In the insourcing model, the company offering the speech system keeps all components in-house. These include: back-end data, speech application, speech and telephony platform.

In the ASP (application service provider) model, all components are outsourced to an external service provider, including the speech application and even the back-end data. Examples of ASPs in Europe are BT, Telefónica, T-Com or Telesonera.

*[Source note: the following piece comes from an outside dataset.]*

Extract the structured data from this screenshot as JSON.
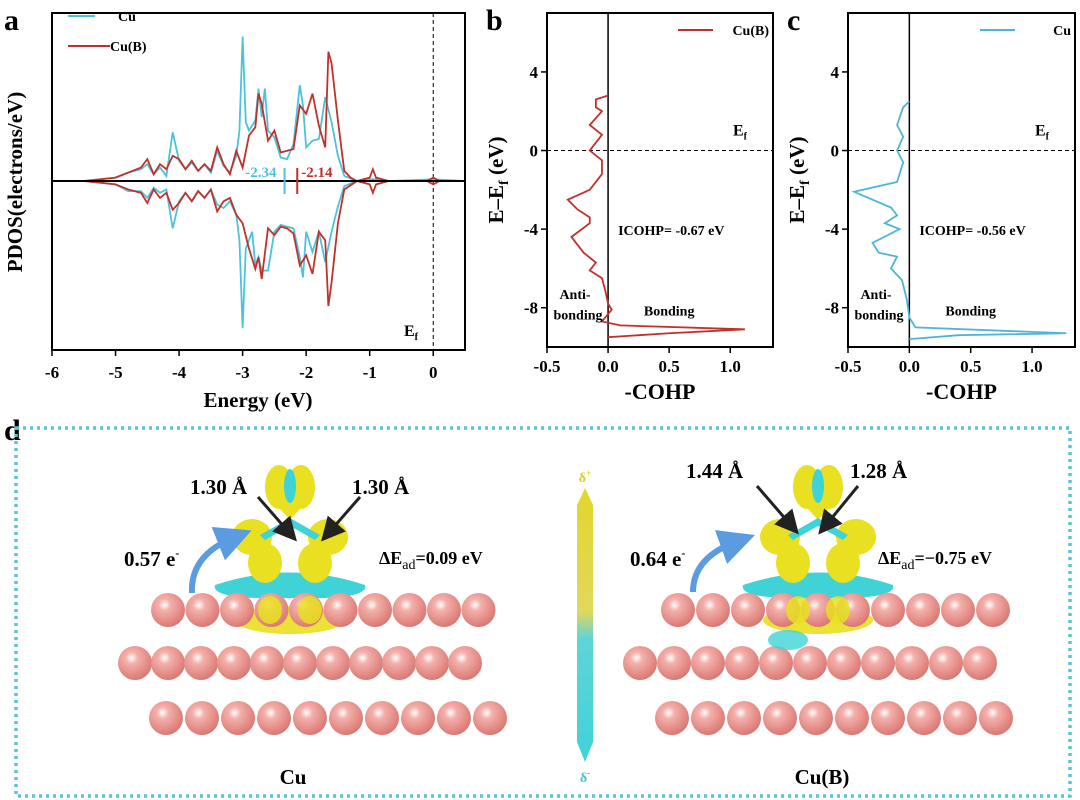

In the VSP (voice service provider) model, the speech and telephony platform is hosted by a third party, but the speech application and certainly the back-end data remain at the company’s premises for added security and control. Each live call generates HTTP traffic between the VSP’s speech platform and the customer’s Speech Application Server and/or back-end databases. Voice Application Hosting Providers have made it possible for anyone with a web server to develop and serve their own speech-enabled phone applications, in more than 15 languages. Most VSPs also offer application hosting, but more and more customers prefer to keep their application insourced, often for security reasons.

Expertise requirements

The creation of a speech application requires specialised knowledge and skills of various kinds:
• Project Manager
• ICT Engineers (telecom, network, security, provisioning, installation)
• VUI designer (VUI design, call flow design, usability testing)
• Speech engineer (grammar and lexicon development, speech application tuning)
• Sound engineer / Voice Talent (system prompt recording)
• Speech application developer (call flow implementation)
• Web architect (back-end design), Web programmer (back-end API development), CTI programmer (CTI integration)
• QA engineer (test plan writing and execution, bug report writing)

Potential pitfalls

Speech recognition and speaker verification are probabilistic technologies by nature, which means that the speech engines sometimes get it wrong. Knowledgeable application designers and developers tackle this challenge by employing error recovery strategies, and by optimising recognition rates during the post-deployment tuning phase. In case of continued speech engine issues, an application can always back off to DTMF recognition, or transfer the call to an operator.

End users need some time to get acquainted with new technology, and speech-driven phone applications are no exception to this rule. Well thought-out interaction design must guarantee callers a pleasant and effective user experience, e.g. by providing guidance and help when needed. Usability testing and phased rollouts help application developers detect imperfections in an early stage.